Simulating sampling in PL/SQL

The standard PL/SQL package dbms_random only allows for drawing uniformly distributed (all numbers equally likely) random numbers. As far as I know, other discrete probability distributions have to be simulated. This is easily accomplished using a little elementary probability theory.

The following code allows for drawing a sample of a size to be specified at runtime from a discrete probability distribution on an arbitrary (though unfortunately necessarily finite) set of positive integers. It is just meant for illustrating a standard math trick and is neither robust nor optimized (nor wellformed :-(. It’s just a quick hack. Perhaps I will look into this.

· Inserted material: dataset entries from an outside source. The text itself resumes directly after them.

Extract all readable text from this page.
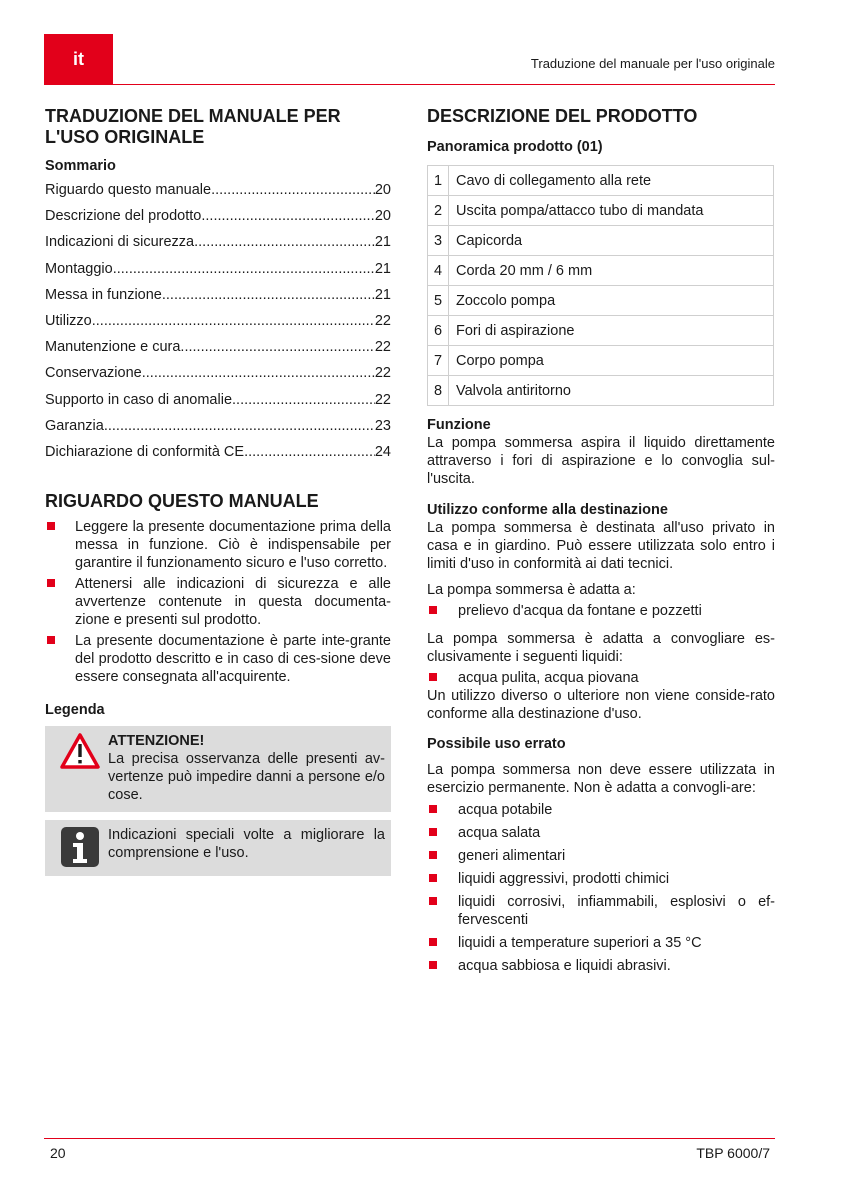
it	Traduzione del manuale per l'uso originale
TRADUZIONE DEL MANUALE PER L'USO ORIGINALE
Sommario
Riguardo questo manuale .....	20
Descrizione del prodotto .....	20
Indicazioni di sicurezza .....	21
Montaggio .....	21
Messa in funzione .....	21
Utilizzo .....	22
Manutenzione e cura .....	22
Conservazione .....	22
Supporto in caso di anomalie .....	22
Garanzia .....	23
Dichiarazione di conformità CE .....	24
RIGUARDO QUESTO MANUALE
Leggere la presente documentazione prima della messa in funzione. Ciò è indispensabile per garantire il funzionamento sicuro e l'uso corretto.
Attenersi alle indicazioni di sicurezza e alle avvertenze contenute in questa documenta-zione e presenti sul prodotto.
La presente documentazione è parte inte-grante del prodotto descritto e in caso di ces-sione deve essere consegnata all'acquirente.
Legenda
ATTENZIONE!

La precisa osservanza delle presenti av-vertenze può impedire danni a persone e/o cose.

Indicazioni speciali volte a migliorare la comprensione e l'uso.

DESCRIZIONE DEL PRODOTTO
Panoramica prodotto (01)
1	Cavo di collegamento alla rete
2	Uscita pompa/attacco tubo di mandata
3	Capicorda
4	Corda 20 mm / 6 mm
5	Zoccolo pompa
6	Fori di aspirazione
7	Corpo pompa
8	Valvola antiritorno
Funzione

La pompa sommersa aspira il liquido direttamente attraverso i fori di aspirazione e lo convoglia sul-l'uscita.

Utilizzo conforme alla destinazione

La pompa sommersa è destinata all'uso privato in casa e in giardino. Può essere utilizzata solo entro i limiti d'uso in conformità ai dati tecnici.

La pompa sommersa è adatta a:

prelievo d'acqua da fontane e pozzetti

La pompa sommersa è adatta a convogliare es-clusivamente i seguenti liquidi:

acqua pulita, acqua piovana

Un utilizzo diverso o ulteriore non viene conside-rato conforme alla destinazione d'uso.

Possibile uso errato

La pompa sommersa non deve essere utilizzata in esercizio permanente. Non è adatta a convogli-are:

acqua potabile
acqua salata
generi alimentari
liquidi aggressivi, prodotti chimici
liquidi corrosivi, infiammabili, esplosivi o ef-fervescenti
liquidi a temperature superiori a 35 °C
acqua sabbiosa e liquidi abrasivi.
20	TBP 6000/7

The sample space used and its discrete probability distribution are presented as the table prob_tab (num number, weight number), where the first column represents the set numbers to be drawn from and the second the probability of each element presented as a weighing factor. Hence the law is also relatively arbitrary. The sample drawn is inserted into a table sample_tab (num number,freq number), where freq counts the occurences of num. I assume both tables to be present at runtime.

CREATE OR REPLACE
PROCEDURE draw_sample (p_size IN NUMBER) AS
    -- define datatypes to store the probability distribution
  type  prob_rec is record (weight number, distrib number);
  type  prob_tab is table of prob_rec index by pls_integer;
  
  prec        prob_rec;
  prob        prob_tab;
    total_weight  number;
  -- set max.precision for the uniform distribution on 0<=x<=1
  -- dbms_random.random produces -2^31 <= integer <= 2^31
  uni_prec      constant number := power(2,31);
  uni           number;
  
  -- load probability data 
  cursor c_prob is 
    select * from prob_dist order by num asc;
  cursor c_sample (p_num number) is 
    select 'x' from sample_tab where num=p_num;
      
  i             number;
  cumul_weight  number;
  
BEGIN
  delete sample_tab;
  select sum(weight) into total_weight from prob_dist;
  for r_prob in c_prob loop
    -- initialize sample_tab table 
    insert into sample_tab values (r_prob.num,0);
  
    -- we need the prob.distribution function
    select sum(weight) into cumul_weight
      from prob_dist
        where num <= r_prob.num;
    
    prec.weight:=r_prob.weight;
    prec.distrib:=cumul_weight/total_weight;  
    prob(r_prob.num) := prec;
    end loop;
    -- draw the sample
  for t in 1..p_size loop
    -- draw a unif.distributed random number
    uni := mod(abs(dbms_random.random),uni_prec)/uni_prec;
    
    -- find the corresp.subinterval of [0,1]
    i := prob.first; 
    loop
      prec:=prob(i); 
      exit when uni <= prec.distrib;
      i := prob.next(i);
      exit when (i is null);
    end loop;
    
    -- store the sample
    if (i is not null) then
      update sample_tab set freq = freq + 1 where num = i;
    end if;
  end loop;
  commit;
END;

The trick consists of partitioning the unit interval into subintervals of length corresponding to the weight of the numbers in the sample space and determining in which subinterval a dbms_random gererated uniformly distributed number falls. The index of the subinterval yields the number drawn.

Put a little more mathematically, what is essentially does is apply the generalized or Penrose inverse of the desired probabilty distribution function to a (continuous) uniformly distributed (on 0<=x<=1) random variable. This yields a random variable with the correct distribution.

The code can of course be generalized eg.to allow for sampling from a set of strings but my point should be clear.